To understand what happens when a government ignores basic economics, we only need to look at neighbouring Sri Lanka – where inflation and high fuel prices have led to a sharp rise in prices of food and medicine, creating a national emergency and a first trickle of refugees. It should come as a warning for India, where official policy has been no less venal and incompetent. One commentator summarized it thus: “Low oil prices since 2014 were a big blessing for India’s economy, though much of the windfall was recklessly squandered away by the Modi government… [although] the government collected fuel taxes to the tune of Rs 1 lakh from every Indian family over the last seven years.”

As a result, the situation couldn’t be bleaker for India’s poor. Mid-day meals in schools, an important source of nutrition for the children of the poor, are yet to be started despite schools reopening, and the Opposition expressly demanding it. Add to this the recent hikes in petrol, diesel and LPG prices – unlikely to stop here, given the volatile international situation – which is already having a ripple effect on the economy, putting essentials further out of the reach of the common man.

Cutting the lifeline

Far from remedying the situation, the Indian government now seems set to cut the very lifeline of India’s poorest in the midst of this ballooning crisis. The additional food supplies provided under the Pradhan Mantri Garib Kalyan Anna Yojana (PMGKAY) starting from early 2020, is likely to be stopped this month, although a parliamentary panel has asked the government to consider extending it.

From the ruling dispensation’s point of view, the PMGKAY has served its purpose in helping the ruling Bharatiya Janata Party win major state elections, and is now an economic liability. But for India’s growing number of poor and hungry, many of whom – an estimated 100 million people, no less – are not eligible for rations under the public distribution system due to flaws in the official policy, an end to the PMGKAY could mean outright starvation.

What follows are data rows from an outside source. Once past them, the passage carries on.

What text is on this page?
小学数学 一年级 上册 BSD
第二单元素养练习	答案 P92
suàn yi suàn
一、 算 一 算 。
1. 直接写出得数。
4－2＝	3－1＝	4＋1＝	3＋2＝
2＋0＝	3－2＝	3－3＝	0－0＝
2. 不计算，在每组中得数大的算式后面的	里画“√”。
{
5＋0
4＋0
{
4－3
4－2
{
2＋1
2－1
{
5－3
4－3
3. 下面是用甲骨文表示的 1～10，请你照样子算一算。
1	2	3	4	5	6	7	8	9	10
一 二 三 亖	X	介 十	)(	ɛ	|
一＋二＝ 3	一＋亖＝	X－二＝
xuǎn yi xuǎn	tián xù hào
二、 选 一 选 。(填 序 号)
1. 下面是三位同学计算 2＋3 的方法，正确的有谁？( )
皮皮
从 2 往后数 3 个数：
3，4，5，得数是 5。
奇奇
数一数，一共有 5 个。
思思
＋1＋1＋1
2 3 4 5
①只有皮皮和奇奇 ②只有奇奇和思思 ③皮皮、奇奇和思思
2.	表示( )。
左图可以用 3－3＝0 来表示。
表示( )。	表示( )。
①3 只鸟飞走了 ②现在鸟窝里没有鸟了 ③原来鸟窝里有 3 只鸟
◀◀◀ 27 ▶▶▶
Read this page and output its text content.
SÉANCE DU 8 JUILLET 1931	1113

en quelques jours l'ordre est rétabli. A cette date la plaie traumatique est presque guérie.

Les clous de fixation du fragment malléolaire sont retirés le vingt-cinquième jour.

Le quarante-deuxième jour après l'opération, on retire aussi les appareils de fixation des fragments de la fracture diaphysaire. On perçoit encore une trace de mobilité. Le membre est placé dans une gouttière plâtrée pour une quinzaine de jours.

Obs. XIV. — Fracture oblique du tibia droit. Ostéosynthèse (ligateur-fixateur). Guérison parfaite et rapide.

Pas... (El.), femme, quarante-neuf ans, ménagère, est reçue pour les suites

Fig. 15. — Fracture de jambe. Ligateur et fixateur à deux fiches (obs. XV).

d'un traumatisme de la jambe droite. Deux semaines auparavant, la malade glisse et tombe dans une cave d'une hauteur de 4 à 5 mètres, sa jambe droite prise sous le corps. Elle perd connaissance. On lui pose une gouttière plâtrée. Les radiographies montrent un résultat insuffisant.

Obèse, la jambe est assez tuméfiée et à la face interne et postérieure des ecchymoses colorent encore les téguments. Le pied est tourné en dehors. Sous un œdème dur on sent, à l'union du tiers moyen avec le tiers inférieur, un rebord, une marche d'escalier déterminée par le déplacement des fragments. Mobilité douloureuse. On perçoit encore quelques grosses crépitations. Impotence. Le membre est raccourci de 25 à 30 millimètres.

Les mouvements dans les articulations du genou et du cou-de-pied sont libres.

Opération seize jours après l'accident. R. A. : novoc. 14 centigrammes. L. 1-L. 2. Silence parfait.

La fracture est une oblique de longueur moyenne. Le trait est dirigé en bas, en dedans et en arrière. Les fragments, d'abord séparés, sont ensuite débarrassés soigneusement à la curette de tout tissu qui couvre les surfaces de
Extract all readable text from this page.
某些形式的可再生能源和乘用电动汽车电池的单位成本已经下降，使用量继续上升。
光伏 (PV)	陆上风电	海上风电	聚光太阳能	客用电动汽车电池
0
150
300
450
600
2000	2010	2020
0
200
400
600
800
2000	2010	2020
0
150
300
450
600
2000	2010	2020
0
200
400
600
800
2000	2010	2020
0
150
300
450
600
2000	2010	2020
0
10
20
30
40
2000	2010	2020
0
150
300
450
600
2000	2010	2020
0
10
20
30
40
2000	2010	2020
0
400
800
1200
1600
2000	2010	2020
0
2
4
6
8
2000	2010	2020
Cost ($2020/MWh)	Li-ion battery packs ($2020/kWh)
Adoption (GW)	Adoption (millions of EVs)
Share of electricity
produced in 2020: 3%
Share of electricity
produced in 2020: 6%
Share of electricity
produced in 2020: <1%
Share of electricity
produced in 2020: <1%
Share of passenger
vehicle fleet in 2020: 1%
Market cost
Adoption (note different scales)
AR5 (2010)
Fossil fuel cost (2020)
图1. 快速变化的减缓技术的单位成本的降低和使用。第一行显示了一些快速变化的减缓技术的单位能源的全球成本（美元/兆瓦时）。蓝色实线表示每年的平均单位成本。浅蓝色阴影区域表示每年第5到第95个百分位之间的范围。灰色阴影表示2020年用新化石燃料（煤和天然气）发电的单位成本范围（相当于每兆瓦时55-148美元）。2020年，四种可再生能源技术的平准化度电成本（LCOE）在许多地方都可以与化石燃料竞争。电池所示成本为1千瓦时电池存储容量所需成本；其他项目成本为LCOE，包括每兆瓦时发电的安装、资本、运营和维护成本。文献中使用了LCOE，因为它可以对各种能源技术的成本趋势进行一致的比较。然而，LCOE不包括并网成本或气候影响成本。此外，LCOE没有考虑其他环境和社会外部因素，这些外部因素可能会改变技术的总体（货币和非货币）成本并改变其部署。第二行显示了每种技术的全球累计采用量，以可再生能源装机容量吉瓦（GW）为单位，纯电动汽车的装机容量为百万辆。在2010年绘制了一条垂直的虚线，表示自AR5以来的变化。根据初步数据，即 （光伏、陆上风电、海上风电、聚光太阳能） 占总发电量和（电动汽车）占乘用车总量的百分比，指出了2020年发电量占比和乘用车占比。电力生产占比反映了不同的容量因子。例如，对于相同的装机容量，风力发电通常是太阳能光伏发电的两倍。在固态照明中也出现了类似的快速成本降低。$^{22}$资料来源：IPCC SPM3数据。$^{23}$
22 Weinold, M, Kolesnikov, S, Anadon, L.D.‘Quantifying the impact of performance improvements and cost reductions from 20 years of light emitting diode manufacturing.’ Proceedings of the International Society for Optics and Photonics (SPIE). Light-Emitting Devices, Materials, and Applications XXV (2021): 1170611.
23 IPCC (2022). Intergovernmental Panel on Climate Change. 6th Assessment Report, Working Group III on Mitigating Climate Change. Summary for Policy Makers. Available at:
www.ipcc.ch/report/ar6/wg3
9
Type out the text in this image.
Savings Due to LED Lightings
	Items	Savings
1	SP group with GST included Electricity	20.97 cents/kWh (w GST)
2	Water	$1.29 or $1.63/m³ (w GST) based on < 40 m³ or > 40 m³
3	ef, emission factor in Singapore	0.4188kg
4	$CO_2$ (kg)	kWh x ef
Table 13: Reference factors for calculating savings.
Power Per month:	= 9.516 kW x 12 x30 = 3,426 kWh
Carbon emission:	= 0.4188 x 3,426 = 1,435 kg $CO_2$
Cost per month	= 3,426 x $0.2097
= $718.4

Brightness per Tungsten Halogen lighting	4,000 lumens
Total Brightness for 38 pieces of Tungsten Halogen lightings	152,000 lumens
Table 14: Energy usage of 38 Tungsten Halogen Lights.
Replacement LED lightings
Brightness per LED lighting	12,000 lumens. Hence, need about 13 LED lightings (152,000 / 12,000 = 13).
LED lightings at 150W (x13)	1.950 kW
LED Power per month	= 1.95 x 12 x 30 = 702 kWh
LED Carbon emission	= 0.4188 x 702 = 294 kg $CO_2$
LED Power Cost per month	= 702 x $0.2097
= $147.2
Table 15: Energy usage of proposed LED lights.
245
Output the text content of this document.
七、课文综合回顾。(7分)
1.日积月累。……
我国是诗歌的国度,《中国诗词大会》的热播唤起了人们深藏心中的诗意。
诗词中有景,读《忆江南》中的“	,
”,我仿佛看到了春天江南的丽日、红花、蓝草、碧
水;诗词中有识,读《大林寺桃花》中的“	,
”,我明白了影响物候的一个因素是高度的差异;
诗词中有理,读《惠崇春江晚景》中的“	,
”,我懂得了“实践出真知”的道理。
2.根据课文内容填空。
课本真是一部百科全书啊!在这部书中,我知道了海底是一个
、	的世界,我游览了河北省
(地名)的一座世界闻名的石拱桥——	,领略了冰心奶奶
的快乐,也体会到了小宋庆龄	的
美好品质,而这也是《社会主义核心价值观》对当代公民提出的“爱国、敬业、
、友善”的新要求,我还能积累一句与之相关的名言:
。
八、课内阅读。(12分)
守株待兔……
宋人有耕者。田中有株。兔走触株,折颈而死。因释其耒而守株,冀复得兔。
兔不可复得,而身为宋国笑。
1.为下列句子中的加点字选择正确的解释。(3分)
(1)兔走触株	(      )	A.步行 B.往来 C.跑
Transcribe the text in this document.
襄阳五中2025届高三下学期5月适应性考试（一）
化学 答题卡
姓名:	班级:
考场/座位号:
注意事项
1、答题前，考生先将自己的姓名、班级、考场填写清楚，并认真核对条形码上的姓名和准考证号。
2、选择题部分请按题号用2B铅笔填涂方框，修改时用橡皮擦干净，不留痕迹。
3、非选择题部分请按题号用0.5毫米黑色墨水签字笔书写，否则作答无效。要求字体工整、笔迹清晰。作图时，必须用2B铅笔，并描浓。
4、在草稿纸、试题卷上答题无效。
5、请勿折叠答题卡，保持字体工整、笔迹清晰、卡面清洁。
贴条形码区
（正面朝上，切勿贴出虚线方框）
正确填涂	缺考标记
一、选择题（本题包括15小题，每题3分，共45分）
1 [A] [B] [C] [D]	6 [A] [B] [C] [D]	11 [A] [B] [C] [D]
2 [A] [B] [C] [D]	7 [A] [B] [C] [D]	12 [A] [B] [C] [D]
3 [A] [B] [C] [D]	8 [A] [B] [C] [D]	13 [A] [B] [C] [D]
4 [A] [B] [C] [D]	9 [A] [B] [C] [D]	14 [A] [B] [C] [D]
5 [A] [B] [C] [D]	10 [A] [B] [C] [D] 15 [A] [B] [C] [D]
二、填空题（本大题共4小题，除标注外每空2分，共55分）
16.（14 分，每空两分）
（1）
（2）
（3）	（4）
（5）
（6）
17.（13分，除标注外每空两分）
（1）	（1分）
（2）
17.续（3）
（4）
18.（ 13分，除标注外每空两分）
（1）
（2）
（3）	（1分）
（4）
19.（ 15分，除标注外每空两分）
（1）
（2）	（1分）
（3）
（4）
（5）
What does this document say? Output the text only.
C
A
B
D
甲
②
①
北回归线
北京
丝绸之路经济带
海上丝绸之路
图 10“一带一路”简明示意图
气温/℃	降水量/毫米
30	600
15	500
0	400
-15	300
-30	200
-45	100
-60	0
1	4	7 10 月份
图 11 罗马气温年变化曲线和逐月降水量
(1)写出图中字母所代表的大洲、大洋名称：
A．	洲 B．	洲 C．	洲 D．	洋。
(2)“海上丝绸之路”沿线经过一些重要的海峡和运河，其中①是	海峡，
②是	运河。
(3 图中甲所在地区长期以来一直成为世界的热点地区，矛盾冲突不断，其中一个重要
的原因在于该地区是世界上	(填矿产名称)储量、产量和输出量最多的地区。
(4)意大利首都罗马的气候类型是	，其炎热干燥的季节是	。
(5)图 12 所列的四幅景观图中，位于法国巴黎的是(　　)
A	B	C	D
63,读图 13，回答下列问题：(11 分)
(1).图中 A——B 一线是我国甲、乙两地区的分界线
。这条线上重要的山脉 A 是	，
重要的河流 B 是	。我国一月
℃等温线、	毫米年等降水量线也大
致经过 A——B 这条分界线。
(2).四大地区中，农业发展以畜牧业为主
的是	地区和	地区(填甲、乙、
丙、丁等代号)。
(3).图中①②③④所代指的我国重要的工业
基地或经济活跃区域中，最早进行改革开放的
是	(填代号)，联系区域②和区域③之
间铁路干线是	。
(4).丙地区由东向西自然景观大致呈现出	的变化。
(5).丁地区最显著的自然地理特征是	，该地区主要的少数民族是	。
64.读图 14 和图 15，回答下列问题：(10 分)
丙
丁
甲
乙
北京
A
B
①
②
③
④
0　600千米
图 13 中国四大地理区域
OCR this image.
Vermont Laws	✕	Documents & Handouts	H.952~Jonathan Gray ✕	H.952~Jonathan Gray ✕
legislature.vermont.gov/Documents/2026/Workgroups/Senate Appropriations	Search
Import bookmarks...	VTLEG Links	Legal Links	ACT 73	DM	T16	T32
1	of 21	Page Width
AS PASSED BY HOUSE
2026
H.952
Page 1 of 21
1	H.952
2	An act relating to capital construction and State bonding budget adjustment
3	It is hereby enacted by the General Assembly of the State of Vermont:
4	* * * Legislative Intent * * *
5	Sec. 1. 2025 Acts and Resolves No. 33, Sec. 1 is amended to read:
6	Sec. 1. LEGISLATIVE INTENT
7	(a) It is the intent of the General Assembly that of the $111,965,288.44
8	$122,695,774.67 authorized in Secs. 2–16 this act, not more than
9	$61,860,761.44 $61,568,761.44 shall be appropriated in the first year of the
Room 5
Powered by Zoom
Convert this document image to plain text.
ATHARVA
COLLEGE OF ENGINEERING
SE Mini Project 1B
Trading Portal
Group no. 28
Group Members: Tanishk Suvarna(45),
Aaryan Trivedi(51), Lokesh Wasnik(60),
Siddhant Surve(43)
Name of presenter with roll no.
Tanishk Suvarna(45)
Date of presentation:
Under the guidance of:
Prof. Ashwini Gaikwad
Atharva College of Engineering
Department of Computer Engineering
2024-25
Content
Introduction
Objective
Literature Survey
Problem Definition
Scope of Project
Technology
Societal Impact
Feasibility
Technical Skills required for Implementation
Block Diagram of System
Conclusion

Future historians will find it hard to stomach the sheer perversity of the Modi government declaring to be a time of plenty (‘Amrit Kaal”) what is actually the worst crisis of livelihoods and hunger in the country’s independent history, with the prospect of famine (‘Akaal’ in Hindi) no more an impossibility (See earlier articles by this writer on this).

Some obvious questions spring to mind, though: Who are the real beneficiaries of ‘Amrit Kaal’? How does a government whose policies hurt the poor most continue to gain electorally? Why is there no public outrage to these brutal policy kicks delivered squarely on a starving nation’s belly?

Valid as these questions may be, one suspects that in the coming months, most Indians will be preoccupied with a much more pressing concern – that of surviving Amrit Kaal, perhaps the cruellest political hoax to be perpetrated on the Indian public by the Modi government till date.